Though their positive effects have been researched by scientists for many years, the power of prebiotics has been widely misunderstood throughout the world by both health practitioners and supplement fans. This month we sat down with founder, CEO, and medical director of the Center for Natural Medicine, Inc, Martin Milner, M.A., N.D. to discuss prebiotics and when to consider adding them to your supplement routine.
Q: What are prebiotics? How do prebiotics work with probiotics?
A: In the simplest terms, prebiotics are carbohydrates that fertilize your intestinal lining to prepare the environment for growing friendly bacteria. Like fertilizer in a garden, they nourish your intestinal lining to encourage the growth of good bacteria, called probiotics. The prebiotic environment is the food that the probiotics use as a setting to grow and flourish. Adding a prebiotic to your supplement routine optimizes that underground environment so the friendliest bacteria can proliferate.
Prebiotics occur naturally in food. The most well-known prebiotics are oligosaccharides, which are carbohydrates that are found in small amounts in onions, legumes, wheat, and asparagus. Prebiotics aren’t grown in the body. When you consume them in foods or in a supplement, you’re adding prebiotics to your body as part of the food supply to encourage the growth of probiotics.
Q: When should I take a prebiotic?
A: If you’ve struggled with taking high-quality probiotics and found that they haven't worked, or you have a specific concern about your digestive health, prebiotics may be a helpful addition to your supplement regimen.
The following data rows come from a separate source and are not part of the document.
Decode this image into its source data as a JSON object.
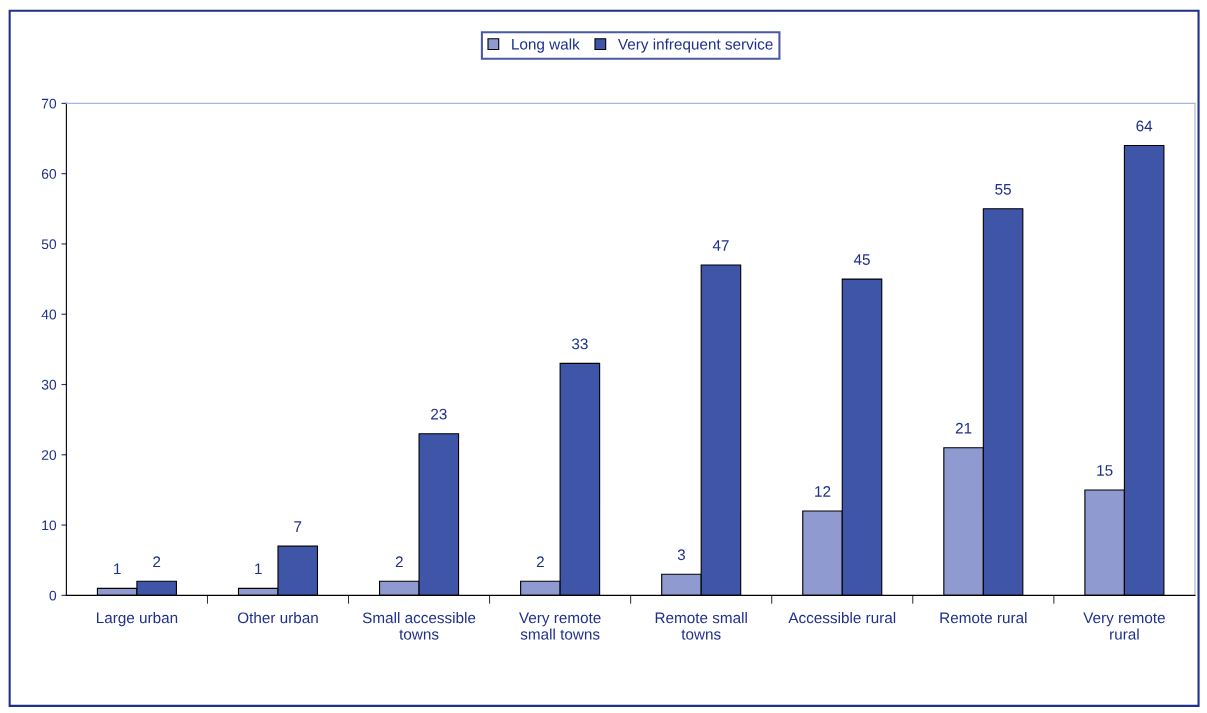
{
  "chart_data": {
    "type": "bar",
    "categories": [
      "Large urban",
      "Other urban",
      "Small accessible towns",
      "Very remote small towns",
      "Remote small towns",
      "Accessible rural",
      "Remote rural",
      "Very remote rural"
    ],
    "series": [
      {
        "name": "Long walk",
        "color": "#8e9ad0",
        "values": [
          1,
          1,
          2,
          2,
          3,
          12,
          21,
          15
        ]
      },
      {
        "name": "Very infrequent service",
        "color": "#3f55a8",
        "values": [
          2,
          7,
          23,
          33,
          47,
          45,
          55,
          64
        ]
      }
    ],
    "ylim": [
      0,
      70
    ],
    "yticks": [
      0,
      10,
      20,
      30,
      40,
      50,
      60,
      70
    ],
    "data_labels": true,
    "legend": "top",
    "grid": false
  }
}
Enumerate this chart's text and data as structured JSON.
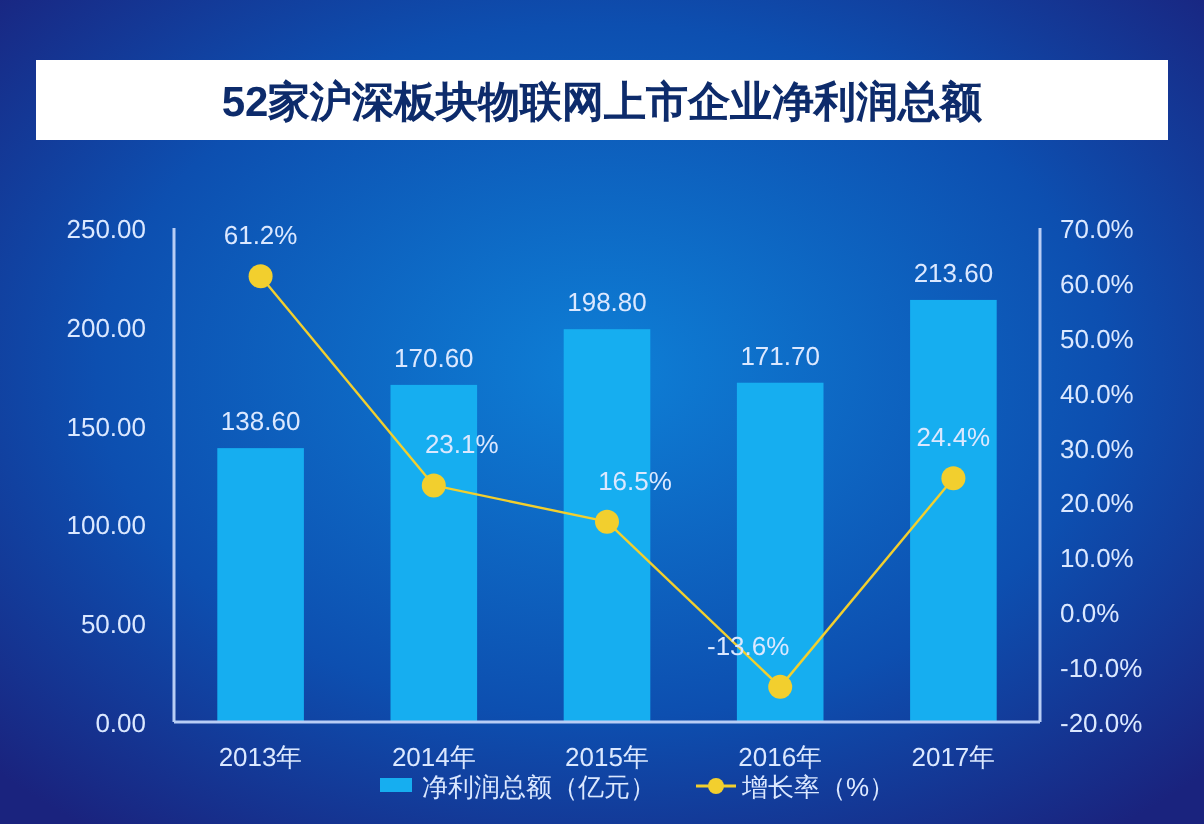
{
  "chart_data": {
    "type": "bar",
    "title": "52家沪深板块物联网上市企业净利润总额",
    "categories": [
      "2013年",
      "2014年",
      "2015年",
      "2016年",
      "2017年"
    ],
    "series": [
      {
        "name": "净利润总额（亿元）",
        "color": "#16aef0",
        "values": [
          138.6,
          170.6,
          198.8,
          171.7,
          213.6
        ],
        "value_labels": [
          "138.60",
          "170.60",
          "198.80",
          "171.70",
          "213.60"
        ]
      },
      {
        "name": "增长率（%）",
        "type": "line",
        "axis": "y2",
        "color": "#f2cf2e",
        "values": [
          61.2,
          23.1,
          16.5,
          -13.6,
          24.4
        ],
        "value_labels": [
          "61.2%",
          "23.1%",
          "16.5%",
          "-13.6%",
          "24.4%"
        ],
        "marker": "circle"
      }
    ],
    "ylim": [
      0,
      250
    ],
    "yticks": [
      {
        "value": 0,
        "label": "0.00"
      },
      {
        "value": 50,
        "label": "50.00"
      },
      {
        "value": 100,
        "label": "100.00"
      },
      {
        "value": 150,
        "label": "150.00"
      },
      {
        "value": 200,
        "label": "200.00"
      },
      {
        "value": 250,
        "label": "250.00"
      }
    ],
    "y2lim": [
      -20,
      70
    ],
    "y2ticks": [
      {
        "value": -20,
        "label": "-20.0%"
      },
      {
        "value": -10,
        "label": "-10.0%"
      },
      {
        "value": 0,
        "label": "0.0%"
      },
      {
        "value": 10,
        "label": "10.0%"
      },
      {
        "value": 20,
        "label": "20.0%"
      },
      {
        "value": 30,
        "label": "30.0%"
      },
      {
        "value": 40,
        "label": "40.0%"
      },
      {
        "value": 50,
        "label": "50.0%"
      },
      {
        "value": 60,
        "label": "60.0%"
      },
      {
        "value": 70,
        "label": "70.0%"
      }
    ],
    "legend": "bottom",
    "grid": false
  }
}
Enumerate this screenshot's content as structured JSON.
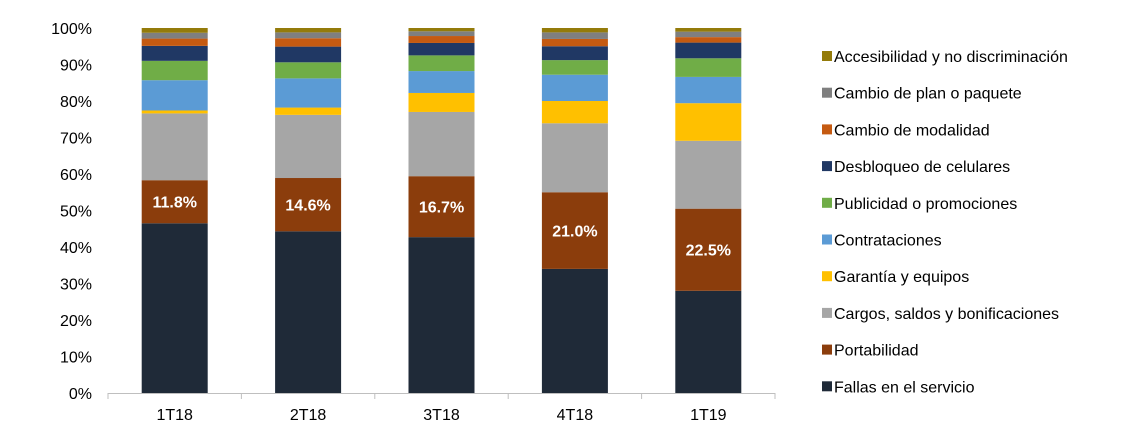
{
  "chart_data": {
    "type": "bar",
    "stacked": true,
    "percent": true,
    "categories": [
      "1T18",
      "2T18",
      "3T18",
      "4T18",
      "1T19"
    ],
    "ylim": [
      0,
      100
    ],
    "yticks": [
      "0%",
      "10%",
      "20%",
      "30%",
      "40%",
      "50%",
      "60%",
      "70%",
      "80%",
      "90%",
      "100%"
    ],
    "legend_position": "right",
    "series": [
      {
        "name": "Fallas en el servicio",
        "color": "#1f2a38",
        "values": [
          46.5,
          44.3,
          42.7,
          34.0,
          28.0
        ]
      },
      {
        "name": "Portabilidad",
        "color": "#8b3d0c",
        "values": [
          11.8,
          14.6,
          16.7,
          21.0,
          22.5
        ],
        "labels": [
          "11.8%",
          "14.6%",
          "16.7%",
          "21.0%",
          "22.5%"
        ]
      },
      {
        "name": "Cargos, saldos y bonificaciones",
        "color": "#a6a6a6",
        "values": [
          18.3,
          17.3,
          17.6,
          18.9,
          18.6
        ]
      },
      {
        "name": "Garantía y equipos",
        "color": "#ffc000",
        "values": [
          0.8,
          2.0,
          5.2,
          6.1,
          10.3
        ]
      },
      {
        "name": "Contrataciones",
        "color": "#5b9bd5",
        "values": [
          8.3,
          8.0,
          6.0,
          7.2,
          7.2
        ]
      },
      {
        "name": "Publicidad o promociones",
        "color": "#70ad47",
        "values": [
          5.3,
          4.4,
          4.3,
          4.0,
          5.1
        ]
      },
      {
        "name": "Desbloqueo de celulares",
        "color": "#203864",
        "values": [
          4.1,
          4.3,
          3.4,
          3.8,
          4.3
        ]
      },
      {
        "name": "Cambio de modalidad",
        "color": "#c55a11",
        "values": [
          2.0,
          2.3,
          1.9,
          2.0,
          1.5
        ]
      },
      {
        "name": "Cambio de plan o paquete",
        "color": "#7f7f7f",
        "values": [
          1.6,
          1.6,
          1.3,
          1.8,
          1.5
        ]
      },
      {
        "name": "Accesibilidad y no discriminación",
        "color": "#947b0a",
        "values": [
          1.3,
          1.2,
          0.9,
          1.2,
          1.0
        ]
      }
    ]
  }
}
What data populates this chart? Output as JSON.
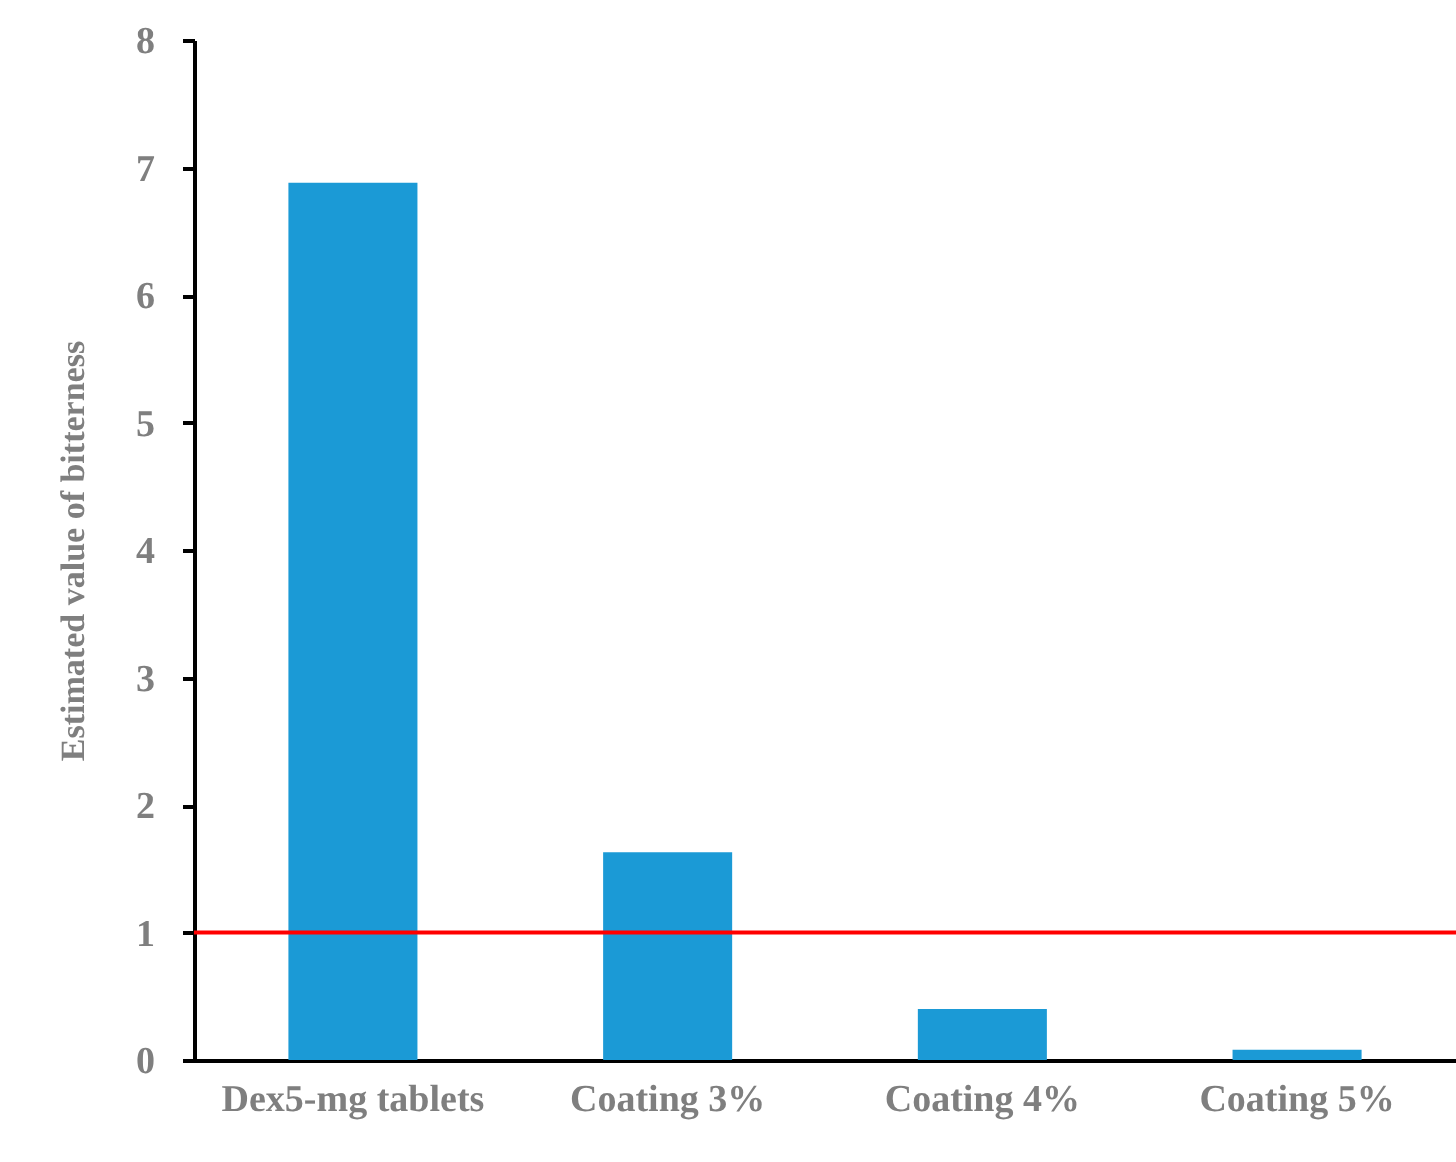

For example, some people experience gas, bloating, indigestion, or gastrointestinal discomfort due to diet, lifestyle and other causes. This digestive upset may be associated with an intestinal microflora that is out of balance. Even though they take probiotic supplements to help balance their gut microflora, their discomfort may linger. One option is to add a prebiotic.
Others may choose to get their probiotics from regularly consuming yogurt and other fermented foods rather than take a probiotic supplement. For these people, a prebiotic supplement is especially beneficial to help stimulate the growth and activity of probiotics in the intestine.